From Casetext: Smarter Legal Research

Rodgers v. State

Court of Criminal Appeals of Texas
Feb 27, 1929
14 S.W.2d 1035 (Tex. Crim. App. 1929)

Opinion

No. 12,331.

Delivered February 27, 1929.

1. — Violating Pawnbrokers Law — Information — Insufficient.

Where an information charging a violation of the statutes regulating pawnbrokers fails to set out the particular way and acts by which the statute regulating pawnbrokers was violated as set out in Art. 6146 to 6161 inclusive of R. C. S. 1925 does not charge any offense. There are many ways by which appellant could violate these statutes, and the information nowhere apprises appellant of the particular act he is called on to answer. To charge the language of a statute is not always sufficient. See Portwood v. State, 29 Tex. 47 and other cases cited.

2. — Same — Continued.

An indictment or information must particularize the acts or omissions complained of and the elements of the offense should be so averred as to apprise the accused of the charge against him, and enable him to plead a judgment in bar of another prosecution for the same acts. Following Alexander v. State, 27 Tex.Crim. App. 95 and Jennings v. State, 88 Tex. Crim. 639.

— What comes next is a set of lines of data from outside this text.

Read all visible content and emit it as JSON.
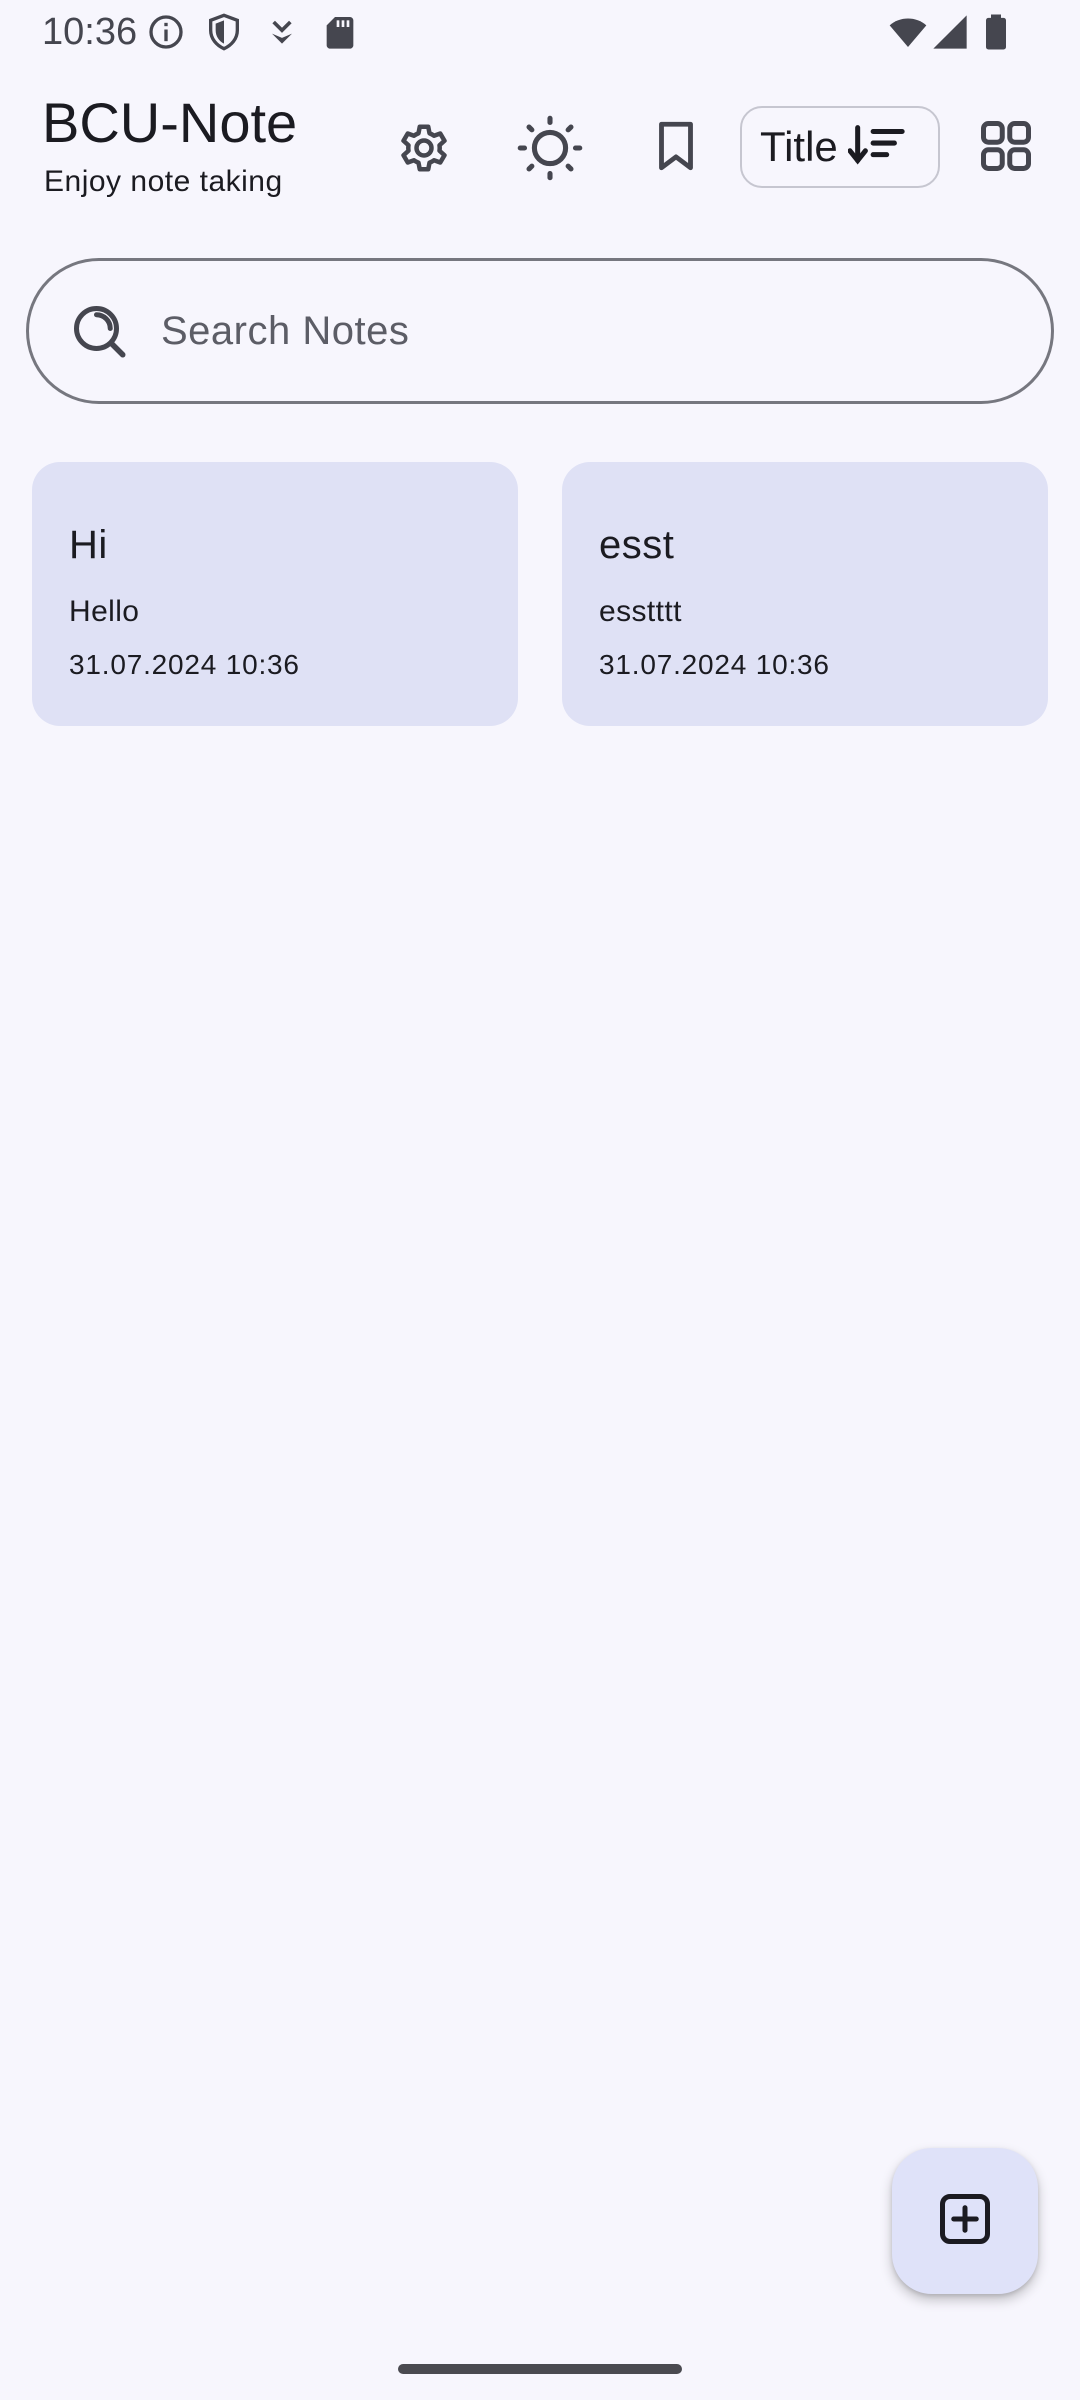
{
  "status_bar": {
    "time": "10:36",
    "icons": [
      "info-icon",
      "shield-icon",
      "download-icon",
      "sd-card-icon",
      "wifi-icon",
      "signal-icon",
      "battery-icon"
    ]
  },
  "header": {
    "title": "BCU-Note",
    "subtitle": "Enjoy note taking",
    "actions": [
      "settings-icon",
      "theme-sun-icon",
      "bookmark-icon"
    ],
    "sort": {
      "label": "Title",
      "icon": "sort-descending-icon"
    },
    "layout_icon": "grid-view-icon"
  },
  "search": {
    "placeholder": "Search Notes",
    "value": ""
  },
  "notes": [
    {
      "title": "Hi",
      "body": "Hello",
      "date": "31.07.2024 10:36"
    },
    {
      "title": "esst",
      "body": "esstttt",
      "date": "31.07.2024 10:36"
    }
  ],
  "fab": {
    "icon": "add-note-icon"
  },
  "colors": {
    "background": "#f7f6fd",
    "card": "#dfe1f5",
    "fab": "#dfe2f9",
    "text": "#1b1b21"
  }
}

Appeal from the County Court of Nolan County. Tried below before the Hon. A. S. Mauzey, Judge.

Appeal from a conviction for violating the pawnbrokers law; penalty, a fine of $25.00.

Beall, Beall Beall of Sweetwater, for appellant.

A. A. Dawson of Canton, State's Attorney, for the State.


A complaint was filed against appellant in the County Court of Nolan County, which, omitting its formal parts, charges that appellant "did then and there while doing business as a pawnbroker, receive from George A. Morrison one flashlight and one overcoat in pledge, for the loan of a sum of money, to-wit: $1.50 upon interest, without then and there having complied with the statutes regulating pawnbrokers," and his punishment assessed at a fine of $25.00. The information is in the same language.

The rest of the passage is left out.